Bennet thinks the President will do well in his state because Coloradans "understand how difficult it is to turn this all around," and because his constituents get the sense that President Obama "has a real appreciation for the struggles they have in their lives, and he's been consistent on that from the very beginning."
Some of those struggles were exacerbated in a big way for Bennet's constituents this summer when the state and country experienced one of the worst droughts in a generation - and Congress was unable to even pass a Farm Bill that could have given farmers some relief. Bennet spoke to that utter lack of bipartisanship, saying he and voters got into discussions at town halls this summer "about whether or not the parties in Washington and the Congress are actually working on their problems or creating problems for them."
Bennet sounds optimistic the non-cooperation will get better after the election. Then again, he joked, "I have to be optimistic about it because I wouldn't be able to get out of bed in the morning if I weren't optimistic about it."
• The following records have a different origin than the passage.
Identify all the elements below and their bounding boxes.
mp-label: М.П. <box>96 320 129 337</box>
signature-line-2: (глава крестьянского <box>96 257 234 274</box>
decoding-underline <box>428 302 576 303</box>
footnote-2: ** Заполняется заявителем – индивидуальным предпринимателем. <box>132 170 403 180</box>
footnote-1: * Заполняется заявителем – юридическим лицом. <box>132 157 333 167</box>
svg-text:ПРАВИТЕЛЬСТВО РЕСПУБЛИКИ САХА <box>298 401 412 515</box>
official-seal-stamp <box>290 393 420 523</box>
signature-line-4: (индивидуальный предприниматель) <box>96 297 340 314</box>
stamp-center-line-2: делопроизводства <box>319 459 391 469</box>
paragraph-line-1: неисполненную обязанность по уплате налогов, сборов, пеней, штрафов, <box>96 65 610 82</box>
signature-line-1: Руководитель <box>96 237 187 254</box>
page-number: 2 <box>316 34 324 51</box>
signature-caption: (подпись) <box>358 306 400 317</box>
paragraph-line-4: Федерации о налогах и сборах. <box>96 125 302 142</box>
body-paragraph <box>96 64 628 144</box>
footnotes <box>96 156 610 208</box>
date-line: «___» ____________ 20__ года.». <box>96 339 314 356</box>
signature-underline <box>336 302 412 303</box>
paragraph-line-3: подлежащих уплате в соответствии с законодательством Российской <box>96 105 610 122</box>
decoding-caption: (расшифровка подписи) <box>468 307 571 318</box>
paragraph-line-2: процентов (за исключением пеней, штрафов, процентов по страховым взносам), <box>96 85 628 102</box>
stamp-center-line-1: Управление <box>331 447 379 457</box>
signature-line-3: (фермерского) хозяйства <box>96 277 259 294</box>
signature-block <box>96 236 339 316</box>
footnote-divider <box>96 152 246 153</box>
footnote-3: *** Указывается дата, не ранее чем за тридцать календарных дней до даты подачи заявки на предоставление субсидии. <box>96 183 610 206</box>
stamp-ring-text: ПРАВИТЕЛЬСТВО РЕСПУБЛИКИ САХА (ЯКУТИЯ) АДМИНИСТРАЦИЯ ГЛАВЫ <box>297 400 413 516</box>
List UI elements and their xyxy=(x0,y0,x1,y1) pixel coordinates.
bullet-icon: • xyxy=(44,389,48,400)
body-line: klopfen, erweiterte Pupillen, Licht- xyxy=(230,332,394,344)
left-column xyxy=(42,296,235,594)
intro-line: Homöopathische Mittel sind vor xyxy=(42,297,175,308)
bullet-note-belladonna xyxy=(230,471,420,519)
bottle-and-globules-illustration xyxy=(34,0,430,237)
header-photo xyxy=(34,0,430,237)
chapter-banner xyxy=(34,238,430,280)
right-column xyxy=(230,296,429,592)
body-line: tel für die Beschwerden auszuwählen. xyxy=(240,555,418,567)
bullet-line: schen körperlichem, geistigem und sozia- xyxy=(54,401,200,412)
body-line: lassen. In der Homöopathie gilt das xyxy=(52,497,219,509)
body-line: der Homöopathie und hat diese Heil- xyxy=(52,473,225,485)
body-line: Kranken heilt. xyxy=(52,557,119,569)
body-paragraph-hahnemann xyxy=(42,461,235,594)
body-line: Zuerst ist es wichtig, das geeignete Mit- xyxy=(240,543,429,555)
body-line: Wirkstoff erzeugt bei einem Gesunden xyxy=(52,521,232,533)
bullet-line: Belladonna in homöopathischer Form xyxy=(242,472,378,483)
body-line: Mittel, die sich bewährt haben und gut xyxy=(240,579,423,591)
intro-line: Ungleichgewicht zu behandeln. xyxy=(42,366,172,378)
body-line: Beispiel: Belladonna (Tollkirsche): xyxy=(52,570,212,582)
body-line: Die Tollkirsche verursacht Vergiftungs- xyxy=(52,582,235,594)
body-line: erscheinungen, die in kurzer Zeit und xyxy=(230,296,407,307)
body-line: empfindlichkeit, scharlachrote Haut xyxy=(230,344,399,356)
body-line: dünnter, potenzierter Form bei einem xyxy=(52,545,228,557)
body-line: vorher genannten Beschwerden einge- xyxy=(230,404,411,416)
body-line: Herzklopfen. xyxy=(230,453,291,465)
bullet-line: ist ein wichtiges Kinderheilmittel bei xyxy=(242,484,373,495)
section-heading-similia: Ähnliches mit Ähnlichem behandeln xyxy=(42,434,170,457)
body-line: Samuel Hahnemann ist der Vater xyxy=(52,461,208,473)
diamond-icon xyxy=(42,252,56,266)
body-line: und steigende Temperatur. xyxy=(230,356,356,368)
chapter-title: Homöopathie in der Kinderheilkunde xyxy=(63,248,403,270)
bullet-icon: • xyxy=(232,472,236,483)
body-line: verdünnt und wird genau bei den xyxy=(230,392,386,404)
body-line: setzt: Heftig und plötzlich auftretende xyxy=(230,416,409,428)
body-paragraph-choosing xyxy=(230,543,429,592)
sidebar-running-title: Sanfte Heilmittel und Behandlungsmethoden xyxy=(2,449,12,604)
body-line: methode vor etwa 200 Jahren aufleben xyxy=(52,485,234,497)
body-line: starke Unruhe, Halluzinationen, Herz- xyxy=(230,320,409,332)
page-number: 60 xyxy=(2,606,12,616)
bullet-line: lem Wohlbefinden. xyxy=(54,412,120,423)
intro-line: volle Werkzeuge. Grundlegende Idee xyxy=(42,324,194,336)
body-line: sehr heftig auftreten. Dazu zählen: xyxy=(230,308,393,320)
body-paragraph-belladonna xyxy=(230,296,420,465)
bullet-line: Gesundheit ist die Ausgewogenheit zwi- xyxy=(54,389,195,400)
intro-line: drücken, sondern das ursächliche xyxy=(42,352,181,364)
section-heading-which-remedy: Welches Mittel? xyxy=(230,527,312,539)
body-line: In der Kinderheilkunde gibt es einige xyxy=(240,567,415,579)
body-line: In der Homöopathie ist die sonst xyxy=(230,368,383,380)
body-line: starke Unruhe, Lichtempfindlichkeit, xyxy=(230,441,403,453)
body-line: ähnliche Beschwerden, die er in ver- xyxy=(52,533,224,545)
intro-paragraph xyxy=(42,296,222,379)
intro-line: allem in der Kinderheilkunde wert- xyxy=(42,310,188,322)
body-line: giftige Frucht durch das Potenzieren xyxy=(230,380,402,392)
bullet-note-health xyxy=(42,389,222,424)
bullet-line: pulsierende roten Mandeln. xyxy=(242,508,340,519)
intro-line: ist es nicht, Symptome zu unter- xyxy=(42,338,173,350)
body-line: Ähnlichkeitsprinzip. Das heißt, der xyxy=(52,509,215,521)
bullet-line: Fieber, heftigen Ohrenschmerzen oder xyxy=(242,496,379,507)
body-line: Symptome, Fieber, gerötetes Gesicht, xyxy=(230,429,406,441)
He explained more seriously how the U.S. Senate is like almost every workplace in that "there are people that want to get stuff done and there are people that are content to waste other people's time - including their own time." But lately, as a "general matter," he gets the sense that everyone at least agrees it's "not very gratifying" to go back to Washington, D.C. each week and get nothing done. He said, "I think almost everybody looks forward to being on the other side of this election so that we can begin to roll up our sleeves and get stuff done."
One of the biggest tasks facing the Congress after the election - fast - is finding a solution to the so-called "fiscal cliff." The fiscal cliff is the first of January when the Bush tax cuts are set to expire and the sequestration - mandatory across-the-board spending cuts - takes effect.
Bennet said the fear of going over the cliff is very real. "I think there is a substantial chance that we could surf over this fiscal cliff at the end of this year."
But, he added, "Fortunately there are a lot of people that are working on various proposals -- some bipartisan, not bipartisan, to create alternatives to the sequester and to create alternatives to the complete expiration of the tax cuts."
Will they ever be able to find agreement on any of those proposals? Bennet would only go so far as to say, "I think there is a general consensus that there's no more time when we can just kick this can down the road and expect the capital markets not to react extremely negatively, which would have a terrible effect on our economy."